Kiran @ KiranTarun.com says
Totally decadent. I've tried baking macarons 3 times and it has all failed on me. Hope to try again soon 🙂
Pam Schuetze says
Made macrons for the very first time in my life, and although not every one of them turned out perfect, the majority of them came out GREAT!! and that is saying something, since I really am not much of a baker. I usually find baking far too finicky and specific for my liking. But I really wanted to give these a try and am glad I did. I was so happy that most of them had "feet". And they were crunchy on the outside and soft and gooey on the inside, and tasted delicious. Thanks for the great, easy to follow, instructions. The only thing I guess that was different, was how few I got. Recipe says about 40,but in actuality I only got about 25 of them. Perhaps when it says 40, it is referring to the halves of the macron. And if that is the case, then I got more than the recipes states. 🙂 Happy baking everyone.
Nicole says
I am so glad you tried it and were successful! Macarons are a little tricky. But even if they don't come out pretty - they always taste great!
Chris says
Used this ganache recipe as I had overbaked my coffee macaron shells.

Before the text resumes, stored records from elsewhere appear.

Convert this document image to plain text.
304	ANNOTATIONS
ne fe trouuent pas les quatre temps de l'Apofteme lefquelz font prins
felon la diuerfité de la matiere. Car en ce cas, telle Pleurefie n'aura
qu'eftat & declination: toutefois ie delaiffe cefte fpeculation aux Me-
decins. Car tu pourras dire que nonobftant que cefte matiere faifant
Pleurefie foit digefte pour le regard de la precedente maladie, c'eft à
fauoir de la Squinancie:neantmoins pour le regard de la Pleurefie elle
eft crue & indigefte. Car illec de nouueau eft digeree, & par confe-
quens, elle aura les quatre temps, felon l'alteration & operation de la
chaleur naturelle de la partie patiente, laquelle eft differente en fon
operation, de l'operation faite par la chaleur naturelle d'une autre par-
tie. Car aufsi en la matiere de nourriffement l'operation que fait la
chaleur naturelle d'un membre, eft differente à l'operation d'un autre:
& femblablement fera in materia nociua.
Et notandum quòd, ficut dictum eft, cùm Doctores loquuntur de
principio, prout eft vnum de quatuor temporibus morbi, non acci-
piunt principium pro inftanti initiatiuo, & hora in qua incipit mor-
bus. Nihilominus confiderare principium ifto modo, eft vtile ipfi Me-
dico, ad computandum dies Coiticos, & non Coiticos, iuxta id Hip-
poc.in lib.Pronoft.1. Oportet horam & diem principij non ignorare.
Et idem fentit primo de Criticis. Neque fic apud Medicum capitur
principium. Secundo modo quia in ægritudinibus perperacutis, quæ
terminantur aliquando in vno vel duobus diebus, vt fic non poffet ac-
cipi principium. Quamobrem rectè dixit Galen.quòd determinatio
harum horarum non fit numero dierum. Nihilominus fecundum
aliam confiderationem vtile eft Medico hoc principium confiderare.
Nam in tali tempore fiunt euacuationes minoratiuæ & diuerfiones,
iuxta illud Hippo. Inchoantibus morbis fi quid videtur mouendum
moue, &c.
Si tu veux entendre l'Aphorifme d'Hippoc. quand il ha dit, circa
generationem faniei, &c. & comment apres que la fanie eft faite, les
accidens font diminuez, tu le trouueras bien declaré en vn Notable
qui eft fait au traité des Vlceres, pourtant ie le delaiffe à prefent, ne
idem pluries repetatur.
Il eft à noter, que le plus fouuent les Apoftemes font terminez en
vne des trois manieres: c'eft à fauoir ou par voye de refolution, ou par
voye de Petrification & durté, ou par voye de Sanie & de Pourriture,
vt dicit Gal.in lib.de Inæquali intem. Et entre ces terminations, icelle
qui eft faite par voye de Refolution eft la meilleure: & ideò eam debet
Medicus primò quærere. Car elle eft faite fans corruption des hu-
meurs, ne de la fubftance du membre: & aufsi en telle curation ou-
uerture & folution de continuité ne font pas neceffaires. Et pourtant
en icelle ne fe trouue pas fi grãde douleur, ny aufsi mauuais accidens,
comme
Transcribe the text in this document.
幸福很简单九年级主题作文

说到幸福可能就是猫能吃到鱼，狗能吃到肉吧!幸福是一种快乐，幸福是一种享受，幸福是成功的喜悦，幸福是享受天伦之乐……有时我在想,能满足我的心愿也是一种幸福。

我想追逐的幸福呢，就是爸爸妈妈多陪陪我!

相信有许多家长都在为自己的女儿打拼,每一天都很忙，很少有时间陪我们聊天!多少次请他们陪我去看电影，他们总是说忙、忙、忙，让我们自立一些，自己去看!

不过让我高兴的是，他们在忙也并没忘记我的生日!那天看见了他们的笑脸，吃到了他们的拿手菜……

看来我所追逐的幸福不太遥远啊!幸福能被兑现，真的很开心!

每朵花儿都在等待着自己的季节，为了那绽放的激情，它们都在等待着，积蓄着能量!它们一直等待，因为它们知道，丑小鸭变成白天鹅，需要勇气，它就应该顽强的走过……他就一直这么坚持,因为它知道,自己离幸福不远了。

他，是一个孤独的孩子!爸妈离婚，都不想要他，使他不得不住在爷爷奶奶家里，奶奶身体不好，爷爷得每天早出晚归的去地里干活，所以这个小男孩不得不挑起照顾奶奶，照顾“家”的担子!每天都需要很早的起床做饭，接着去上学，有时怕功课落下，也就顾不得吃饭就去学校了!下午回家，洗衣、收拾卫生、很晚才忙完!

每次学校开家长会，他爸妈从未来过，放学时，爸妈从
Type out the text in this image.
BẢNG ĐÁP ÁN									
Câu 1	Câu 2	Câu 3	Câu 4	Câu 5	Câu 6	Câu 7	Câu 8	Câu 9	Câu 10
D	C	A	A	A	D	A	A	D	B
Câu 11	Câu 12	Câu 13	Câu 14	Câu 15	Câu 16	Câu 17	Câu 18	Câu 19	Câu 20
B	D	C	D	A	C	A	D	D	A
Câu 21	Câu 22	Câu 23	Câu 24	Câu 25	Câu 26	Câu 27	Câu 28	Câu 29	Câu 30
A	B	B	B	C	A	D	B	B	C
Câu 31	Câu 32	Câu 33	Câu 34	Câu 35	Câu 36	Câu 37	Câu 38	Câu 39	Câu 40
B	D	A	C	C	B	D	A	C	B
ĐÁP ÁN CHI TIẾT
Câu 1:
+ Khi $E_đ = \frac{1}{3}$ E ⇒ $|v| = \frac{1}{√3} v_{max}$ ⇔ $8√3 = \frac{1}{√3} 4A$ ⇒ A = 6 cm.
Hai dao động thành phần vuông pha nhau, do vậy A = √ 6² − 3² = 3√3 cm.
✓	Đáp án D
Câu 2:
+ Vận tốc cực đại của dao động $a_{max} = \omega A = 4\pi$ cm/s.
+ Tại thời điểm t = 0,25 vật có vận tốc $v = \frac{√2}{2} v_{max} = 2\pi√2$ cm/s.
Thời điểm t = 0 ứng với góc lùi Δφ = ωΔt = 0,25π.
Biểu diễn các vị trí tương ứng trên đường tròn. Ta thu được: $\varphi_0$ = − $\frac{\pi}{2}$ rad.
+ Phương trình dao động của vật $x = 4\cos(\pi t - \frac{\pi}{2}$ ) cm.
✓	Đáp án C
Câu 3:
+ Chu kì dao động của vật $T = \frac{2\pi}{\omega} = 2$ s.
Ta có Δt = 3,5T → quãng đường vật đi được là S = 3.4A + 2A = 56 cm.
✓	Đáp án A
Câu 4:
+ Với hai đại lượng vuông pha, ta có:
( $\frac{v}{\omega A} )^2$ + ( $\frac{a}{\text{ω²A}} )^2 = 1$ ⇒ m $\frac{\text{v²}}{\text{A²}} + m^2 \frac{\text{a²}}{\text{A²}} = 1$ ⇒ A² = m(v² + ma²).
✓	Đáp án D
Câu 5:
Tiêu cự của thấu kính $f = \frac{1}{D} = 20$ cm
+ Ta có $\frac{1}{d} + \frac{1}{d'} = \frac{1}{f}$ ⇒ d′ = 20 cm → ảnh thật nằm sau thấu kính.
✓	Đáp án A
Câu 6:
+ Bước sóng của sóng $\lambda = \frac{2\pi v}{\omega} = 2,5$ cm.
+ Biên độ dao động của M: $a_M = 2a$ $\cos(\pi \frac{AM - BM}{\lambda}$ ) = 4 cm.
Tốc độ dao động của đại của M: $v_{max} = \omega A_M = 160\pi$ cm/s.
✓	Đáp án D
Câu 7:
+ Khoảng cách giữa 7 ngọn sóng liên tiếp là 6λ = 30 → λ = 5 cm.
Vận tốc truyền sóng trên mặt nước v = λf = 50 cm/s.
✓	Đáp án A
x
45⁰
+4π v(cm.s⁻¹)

Very simple to make, and it pipes and sets nicely inside the macaron. The only difficult part is checking on it while it's cooling in the fridge so as to not let it harden too much before piping 🙂 A nice bitter dark chocolate flavour to pair perfectly with the sweetness of the shells.
Nicole says
Thanks - I'm so glad you enjoyed it!
Nicholas says
Great recipe! I tried it and it turned out great, with feet and all!It was a big hit amongst my friendsI may want to experiment with adding more coco powder next time to make it even richer
Nicole says
I'm so glad you enjoyed it - thanks for sharing!
Cristina says
Have you tried using a toothpick to smooth out the piping? I Took a macaroon class and that's what he did to make it smooth.